By tea, Glamorgan had sailed into safe waters thanks to a splendid maiden double-century from Cottey and what deserved to be a first hundred for the county for Gibson. Instead, the West Indian all-rounder, whose 97 off 168 balls contained 14 fours, had to be content with his share of a Glamorgan seventh-wicket record of 211. Made off 59 overs, it consigned to the bins of history Wilf Wooller and Willy Jones's unbroken 195 against Lancashire in 1947.

Leicestershire have to win here to leap-frog over Surrey at the top of the County Championship table. If they fail to do so, they really have only themselves to blame. On Friday they had reduced Glamorgan to 133 for six, but their bowling was disappointingly ragged for a side so high in the table. Apart from Phil Simmons, their acting captain, whose figures of five for 62 from 22.3 overs were a fair reflection of his effort and accuracy, the rest struggled to put the ball in the same place twice.

Leicestershire's catching was equally unreliable, with Gibson, Cottey and Robert Croft all given lives before the follow-on was avoided. Gibson's was a difficult one to the wicketkeeper, cutting at Matthew Brimson's left-arm spin when he was 34, but Simmons' miss at slip, when Cottey was 115, came from a regulation edge. It was a rare lapse of concentration from both the batsman and the fielder and would have sent poor Brimson to lunch feeling decidedly disgruntled. Had either of those chances been held, Glamorgan rather than Leicestershire would have been batting again yesterday evening.

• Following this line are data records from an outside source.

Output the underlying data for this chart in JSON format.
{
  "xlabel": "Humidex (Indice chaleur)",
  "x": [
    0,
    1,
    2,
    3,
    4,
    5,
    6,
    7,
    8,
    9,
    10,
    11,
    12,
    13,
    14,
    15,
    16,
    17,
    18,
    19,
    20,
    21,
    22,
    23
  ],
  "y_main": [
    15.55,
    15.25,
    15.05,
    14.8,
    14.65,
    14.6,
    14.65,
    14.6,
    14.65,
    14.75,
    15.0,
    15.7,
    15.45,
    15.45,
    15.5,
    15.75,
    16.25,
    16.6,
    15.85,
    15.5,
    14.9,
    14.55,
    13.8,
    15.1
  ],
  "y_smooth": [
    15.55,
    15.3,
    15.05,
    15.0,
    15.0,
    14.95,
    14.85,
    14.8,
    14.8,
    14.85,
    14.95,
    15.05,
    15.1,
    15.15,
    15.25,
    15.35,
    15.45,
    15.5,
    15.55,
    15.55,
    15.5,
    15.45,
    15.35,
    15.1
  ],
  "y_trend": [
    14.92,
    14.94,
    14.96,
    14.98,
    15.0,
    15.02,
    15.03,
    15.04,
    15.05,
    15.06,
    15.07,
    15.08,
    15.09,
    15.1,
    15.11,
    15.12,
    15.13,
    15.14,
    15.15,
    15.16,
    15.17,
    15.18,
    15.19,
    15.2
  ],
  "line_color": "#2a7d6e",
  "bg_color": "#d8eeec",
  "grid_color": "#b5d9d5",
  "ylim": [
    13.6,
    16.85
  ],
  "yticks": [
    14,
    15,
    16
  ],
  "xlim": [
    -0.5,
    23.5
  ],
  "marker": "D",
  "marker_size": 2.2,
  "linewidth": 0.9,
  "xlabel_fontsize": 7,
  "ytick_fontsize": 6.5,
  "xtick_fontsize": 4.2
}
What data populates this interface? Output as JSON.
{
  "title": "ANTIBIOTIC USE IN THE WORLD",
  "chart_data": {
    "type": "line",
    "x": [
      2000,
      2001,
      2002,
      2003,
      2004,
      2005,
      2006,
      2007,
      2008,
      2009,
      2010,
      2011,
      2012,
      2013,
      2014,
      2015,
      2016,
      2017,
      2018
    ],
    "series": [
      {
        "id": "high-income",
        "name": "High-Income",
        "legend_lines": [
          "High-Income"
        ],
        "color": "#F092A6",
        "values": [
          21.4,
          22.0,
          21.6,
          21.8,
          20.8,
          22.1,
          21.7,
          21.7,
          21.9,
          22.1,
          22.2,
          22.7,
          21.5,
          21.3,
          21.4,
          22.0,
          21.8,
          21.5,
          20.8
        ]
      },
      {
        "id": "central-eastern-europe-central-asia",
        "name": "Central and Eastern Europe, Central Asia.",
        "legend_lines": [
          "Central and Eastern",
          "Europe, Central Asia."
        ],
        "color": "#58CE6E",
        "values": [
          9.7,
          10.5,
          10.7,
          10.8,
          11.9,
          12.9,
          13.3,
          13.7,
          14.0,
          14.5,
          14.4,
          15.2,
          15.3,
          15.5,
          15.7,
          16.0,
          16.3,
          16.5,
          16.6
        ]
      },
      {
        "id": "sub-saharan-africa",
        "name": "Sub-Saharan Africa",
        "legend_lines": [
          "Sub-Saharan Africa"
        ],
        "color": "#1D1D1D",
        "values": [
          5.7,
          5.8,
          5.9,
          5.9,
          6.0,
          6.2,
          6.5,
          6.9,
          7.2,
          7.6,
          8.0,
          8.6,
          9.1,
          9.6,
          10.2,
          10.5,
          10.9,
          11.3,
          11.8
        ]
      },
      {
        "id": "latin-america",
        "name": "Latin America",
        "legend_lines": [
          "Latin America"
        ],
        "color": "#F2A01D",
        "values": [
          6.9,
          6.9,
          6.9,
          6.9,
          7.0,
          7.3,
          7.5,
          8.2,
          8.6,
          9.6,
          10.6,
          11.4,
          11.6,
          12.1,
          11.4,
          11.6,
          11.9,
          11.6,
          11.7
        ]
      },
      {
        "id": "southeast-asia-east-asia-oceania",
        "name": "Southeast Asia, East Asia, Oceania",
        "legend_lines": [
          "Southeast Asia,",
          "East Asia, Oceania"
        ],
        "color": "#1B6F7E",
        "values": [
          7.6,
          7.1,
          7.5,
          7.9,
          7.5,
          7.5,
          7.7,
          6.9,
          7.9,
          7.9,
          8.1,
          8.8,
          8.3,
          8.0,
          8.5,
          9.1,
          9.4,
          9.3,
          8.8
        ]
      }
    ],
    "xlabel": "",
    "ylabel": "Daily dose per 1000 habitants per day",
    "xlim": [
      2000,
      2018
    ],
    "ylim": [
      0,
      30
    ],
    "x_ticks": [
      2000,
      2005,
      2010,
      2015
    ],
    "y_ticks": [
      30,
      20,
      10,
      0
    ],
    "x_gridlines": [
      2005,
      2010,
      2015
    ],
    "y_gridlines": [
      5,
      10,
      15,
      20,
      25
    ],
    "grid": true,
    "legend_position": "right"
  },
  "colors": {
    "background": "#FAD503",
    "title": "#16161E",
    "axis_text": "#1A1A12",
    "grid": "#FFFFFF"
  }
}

Nothing, however, can detract from the entertainment Cottey and Gibson provided in the morning. They both went off like firecrackers, punishing everything loose - and they were not short of options. The first five overs produced 37 runs, 32 of them in boundaries, and forced Simmons to remove Gordon Parsons and David Millns from the attack. Not that this changed anything. The batting milestones came and went rapidly - sombre reminders to Leicestershire of time slipping away.

Gibson's 50 came first, followed immediately by the century partnership and then Cottey's fourth hundred of the season, made off 160 balls and containing 19 fours. When he had reached 90, Cottey also became the fourth Glamorgan player this summer to reach 1,000 runs. Some days he bats like a pocket battleship, but yesterday's 203, made in just under six hours, with 32 fours and a six in 333 balls, was an innings of character and composure.

Leicestershire, restricted to a lead of 103, added another 141 before the close. Gregor MacMillan hit a punishing 31, including a straight six off Darren Thomas, after Darren Maddy had played on to Thomas in the second over. However, the off-spin of Croft and Cottey subsequently kept Leicestershire in check and by the end the visitors were left to rue a day of missed chances.